Par une simple référence à un terme donné, comme p.ex. "FOB" ("Free On Board") dans leur contrat, les parties incorporent automatiquement les dispositions de cet incoterms qui indiquent quelles sont les obligations du vendeur et de l’acheteur, et spécifient notamment quelle est la partie responsable de l’obtention des licences d’exportation et d’importation, quelle partie est chargée de conclure les contrats de transport et d’assurance et d’en supporter les frais, à quel moment intervient le transfert des risques, et quel est le lieu de livraison des marchandises.
Cette édition révisée a pris en compte la problématique des nouvelles législations édictées en matière de sécurité.

On notera deux changements majeurs : d’une part, la CCI distingue désormais
- les incoterms qui visent le transport multimodal (règles valables pour tout mode de transport, y compris le transport maritime) (EXW (Ex Works), FCA (Free Carrier), CPT (Carriage Paid To), CIP (Carriage And Insurance Paid to), DAT (Delivered At Terminal), DAP (Delivered At Place) et DDP (Delivered Duty Paid))
- de ceux qui sont spécifiques au transport maritime et au transport par voies fluviales (FAS (Free Alongside Ship), FOB (Free On Board), CFR (Cost And Freight) et CIF (Cost Insurance And Freight))

D’autre part, le nombre des incoterms est réduit de treize à onze.
En effet, les incoterms DES , DDU et DAF ont été supprimés et regroupés dans un nouvel incoterms, le DAP (Delivered At Place ou Rendu au lieu de livraison).

Par ailleurs, un autre incoterms a été créé en remplacement du DEQ (Delivered Ex Quay), le DAT (Delivered At Terminalou Rendu au terminal), afin de tenir compte des progrès de la conteneurisation des marchandises ; en effet, aujourd’hui 90% des marchandises transportées utilisent le conteneur qui est un mode de transport multimodal puisqu’il utilise à la fois la route, le rail et le bateau.
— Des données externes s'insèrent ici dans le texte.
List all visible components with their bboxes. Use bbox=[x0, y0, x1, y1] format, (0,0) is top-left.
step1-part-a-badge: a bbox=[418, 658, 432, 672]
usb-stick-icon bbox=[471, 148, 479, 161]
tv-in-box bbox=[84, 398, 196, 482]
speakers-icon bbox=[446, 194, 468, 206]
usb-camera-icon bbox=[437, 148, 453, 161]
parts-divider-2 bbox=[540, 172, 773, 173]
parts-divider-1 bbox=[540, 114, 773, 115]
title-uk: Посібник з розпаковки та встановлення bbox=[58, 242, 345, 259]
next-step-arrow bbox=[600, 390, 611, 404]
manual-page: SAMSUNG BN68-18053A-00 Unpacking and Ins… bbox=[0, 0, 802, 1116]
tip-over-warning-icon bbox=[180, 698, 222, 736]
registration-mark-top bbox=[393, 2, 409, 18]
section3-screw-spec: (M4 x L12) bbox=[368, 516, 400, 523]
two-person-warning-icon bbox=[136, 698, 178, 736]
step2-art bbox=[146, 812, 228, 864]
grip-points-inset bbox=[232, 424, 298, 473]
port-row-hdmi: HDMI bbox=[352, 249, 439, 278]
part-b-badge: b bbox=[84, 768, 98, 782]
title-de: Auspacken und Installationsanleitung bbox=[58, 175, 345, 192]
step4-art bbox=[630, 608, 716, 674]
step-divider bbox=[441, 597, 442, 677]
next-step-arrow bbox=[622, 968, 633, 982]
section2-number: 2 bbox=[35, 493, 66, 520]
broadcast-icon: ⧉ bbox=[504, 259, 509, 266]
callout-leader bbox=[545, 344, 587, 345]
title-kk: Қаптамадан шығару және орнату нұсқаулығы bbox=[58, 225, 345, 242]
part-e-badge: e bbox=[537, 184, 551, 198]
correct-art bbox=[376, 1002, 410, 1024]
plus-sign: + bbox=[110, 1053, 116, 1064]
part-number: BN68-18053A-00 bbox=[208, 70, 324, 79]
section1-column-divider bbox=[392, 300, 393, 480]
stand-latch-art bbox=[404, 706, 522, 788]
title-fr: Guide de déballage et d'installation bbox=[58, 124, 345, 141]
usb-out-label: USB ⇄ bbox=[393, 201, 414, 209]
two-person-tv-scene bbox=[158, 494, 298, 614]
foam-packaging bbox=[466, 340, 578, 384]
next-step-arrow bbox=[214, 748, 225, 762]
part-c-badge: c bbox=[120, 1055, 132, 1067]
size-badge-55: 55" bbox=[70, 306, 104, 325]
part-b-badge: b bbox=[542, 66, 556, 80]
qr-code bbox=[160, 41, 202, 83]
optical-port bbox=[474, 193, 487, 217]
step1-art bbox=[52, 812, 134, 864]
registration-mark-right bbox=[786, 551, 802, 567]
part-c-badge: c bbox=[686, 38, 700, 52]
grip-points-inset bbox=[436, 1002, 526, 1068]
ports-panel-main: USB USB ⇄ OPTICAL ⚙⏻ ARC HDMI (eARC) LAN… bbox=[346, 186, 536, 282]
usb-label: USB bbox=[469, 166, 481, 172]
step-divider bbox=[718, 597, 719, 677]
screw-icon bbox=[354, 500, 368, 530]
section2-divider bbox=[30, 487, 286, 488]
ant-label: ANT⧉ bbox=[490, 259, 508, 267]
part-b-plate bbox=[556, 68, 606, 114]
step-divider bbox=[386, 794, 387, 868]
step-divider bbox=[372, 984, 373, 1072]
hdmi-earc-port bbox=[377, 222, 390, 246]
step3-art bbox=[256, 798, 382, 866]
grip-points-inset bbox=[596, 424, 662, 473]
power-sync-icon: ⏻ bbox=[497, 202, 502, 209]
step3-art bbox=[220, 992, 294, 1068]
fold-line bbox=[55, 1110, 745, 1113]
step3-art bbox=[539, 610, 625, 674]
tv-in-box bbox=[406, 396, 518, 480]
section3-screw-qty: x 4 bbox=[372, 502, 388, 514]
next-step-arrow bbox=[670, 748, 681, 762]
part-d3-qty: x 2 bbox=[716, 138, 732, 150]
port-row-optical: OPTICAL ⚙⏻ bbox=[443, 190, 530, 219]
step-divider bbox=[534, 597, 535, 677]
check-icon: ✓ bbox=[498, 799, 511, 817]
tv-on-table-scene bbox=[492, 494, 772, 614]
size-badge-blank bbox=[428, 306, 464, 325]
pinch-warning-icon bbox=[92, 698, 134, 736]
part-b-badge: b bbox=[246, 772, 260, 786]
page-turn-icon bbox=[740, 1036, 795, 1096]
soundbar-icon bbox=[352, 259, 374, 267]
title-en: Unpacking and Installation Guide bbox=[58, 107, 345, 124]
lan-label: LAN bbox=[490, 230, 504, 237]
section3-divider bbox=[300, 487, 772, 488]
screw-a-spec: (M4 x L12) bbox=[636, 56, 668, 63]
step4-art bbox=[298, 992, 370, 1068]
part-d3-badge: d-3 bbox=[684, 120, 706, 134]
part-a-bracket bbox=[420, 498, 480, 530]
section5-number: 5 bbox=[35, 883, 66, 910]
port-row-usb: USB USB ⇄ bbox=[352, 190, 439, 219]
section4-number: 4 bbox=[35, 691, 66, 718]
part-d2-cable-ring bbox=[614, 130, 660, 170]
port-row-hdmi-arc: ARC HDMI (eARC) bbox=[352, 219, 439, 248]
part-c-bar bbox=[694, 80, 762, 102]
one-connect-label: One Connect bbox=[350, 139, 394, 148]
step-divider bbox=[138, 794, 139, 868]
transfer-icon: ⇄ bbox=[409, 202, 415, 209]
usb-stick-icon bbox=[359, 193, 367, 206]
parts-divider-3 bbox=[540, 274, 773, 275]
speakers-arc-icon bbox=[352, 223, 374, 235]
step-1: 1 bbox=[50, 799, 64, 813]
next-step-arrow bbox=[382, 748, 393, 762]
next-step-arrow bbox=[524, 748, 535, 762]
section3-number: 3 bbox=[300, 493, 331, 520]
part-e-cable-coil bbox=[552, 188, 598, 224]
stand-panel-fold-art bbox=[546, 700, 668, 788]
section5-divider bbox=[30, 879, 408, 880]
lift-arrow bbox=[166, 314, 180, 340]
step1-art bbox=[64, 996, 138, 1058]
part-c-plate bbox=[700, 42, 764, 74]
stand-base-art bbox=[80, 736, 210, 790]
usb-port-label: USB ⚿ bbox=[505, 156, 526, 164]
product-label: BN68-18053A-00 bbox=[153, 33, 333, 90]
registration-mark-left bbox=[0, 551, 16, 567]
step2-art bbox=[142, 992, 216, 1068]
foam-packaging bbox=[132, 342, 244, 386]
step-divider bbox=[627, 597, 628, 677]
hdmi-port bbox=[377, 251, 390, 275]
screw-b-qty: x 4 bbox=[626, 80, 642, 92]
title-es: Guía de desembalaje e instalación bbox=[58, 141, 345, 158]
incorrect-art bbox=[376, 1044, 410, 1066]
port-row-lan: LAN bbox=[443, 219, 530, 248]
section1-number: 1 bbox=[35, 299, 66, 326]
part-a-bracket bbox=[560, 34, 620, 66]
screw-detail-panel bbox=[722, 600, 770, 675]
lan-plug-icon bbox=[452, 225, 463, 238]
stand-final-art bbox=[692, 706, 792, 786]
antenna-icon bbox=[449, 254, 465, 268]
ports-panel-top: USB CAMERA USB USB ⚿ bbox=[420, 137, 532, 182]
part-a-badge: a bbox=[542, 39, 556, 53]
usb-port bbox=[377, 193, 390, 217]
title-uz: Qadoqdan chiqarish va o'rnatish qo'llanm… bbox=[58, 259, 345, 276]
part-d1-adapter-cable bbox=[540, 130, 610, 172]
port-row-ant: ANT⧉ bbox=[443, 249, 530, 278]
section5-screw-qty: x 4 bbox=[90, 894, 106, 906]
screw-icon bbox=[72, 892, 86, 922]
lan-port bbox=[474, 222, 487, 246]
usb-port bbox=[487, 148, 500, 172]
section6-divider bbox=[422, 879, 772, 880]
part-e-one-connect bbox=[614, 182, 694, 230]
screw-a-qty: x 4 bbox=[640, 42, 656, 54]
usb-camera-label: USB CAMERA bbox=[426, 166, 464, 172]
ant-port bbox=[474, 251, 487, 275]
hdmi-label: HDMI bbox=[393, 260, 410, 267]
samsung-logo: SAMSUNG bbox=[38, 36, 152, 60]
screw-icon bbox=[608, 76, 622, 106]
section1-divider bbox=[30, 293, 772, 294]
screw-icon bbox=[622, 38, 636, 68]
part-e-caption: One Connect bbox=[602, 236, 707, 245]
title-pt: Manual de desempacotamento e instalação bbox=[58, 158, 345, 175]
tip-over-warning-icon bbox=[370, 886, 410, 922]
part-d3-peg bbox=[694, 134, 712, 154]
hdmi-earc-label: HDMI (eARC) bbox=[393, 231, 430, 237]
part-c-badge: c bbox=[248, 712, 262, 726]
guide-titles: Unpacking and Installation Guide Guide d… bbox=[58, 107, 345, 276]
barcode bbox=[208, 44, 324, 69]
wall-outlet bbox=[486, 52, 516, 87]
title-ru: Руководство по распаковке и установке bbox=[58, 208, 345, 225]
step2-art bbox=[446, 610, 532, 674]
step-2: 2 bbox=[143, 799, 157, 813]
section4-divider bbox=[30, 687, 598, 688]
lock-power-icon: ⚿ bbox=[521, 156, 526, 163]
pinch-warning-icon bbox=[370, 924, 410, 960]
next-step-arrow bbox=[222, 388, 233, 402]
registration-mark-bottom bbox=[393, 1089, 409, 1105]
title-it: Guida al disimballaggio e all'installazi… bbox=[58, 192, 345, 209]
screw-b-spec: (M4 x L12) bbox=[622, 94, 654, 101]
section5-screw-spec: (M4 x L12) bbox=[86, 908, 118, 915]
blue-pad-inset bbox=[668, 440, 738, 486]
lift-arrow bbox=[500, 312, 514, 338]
Les incoterms exclusivement maritimes n’étaient donc plus adaptés aux conteneurs.

Dans le premier cas (DAT), le vendeur assume les risques liés au transport ainsi qu’au déchargement des marchandises, alors que dans le second (DAP), il assume les risques liés uniquement au transport des marchandises au port ou au lieu de destination.

Enfin, les nouvelles règles s’adaptent également à la forte croissance du commerce en ligne et à la dématérialisation des documents. C’est ainsi que les Incoterms (articles A1 et B1) précisent que les documents électroniques revêtent désormais la même importance que les documents traditionnels si les parties sont d’accord ou lorsque le recours à ces documents électroniques est bien établi.



écarts de conversion

Les dettes et les créances sont converties en euros au taux de change de la date de la facture.

En clôture, on calcule un écarts en 476 (actif) pour les pertes latentes et un écart en 477 (passif) pour les gains latents. Pour les pertes, on passe une provision pour perte (6865/1515 = provision pour pertes de change).


Note :
En US-GAAP, pas d'écritures au bilan. Toutes les écritures sont en P&L.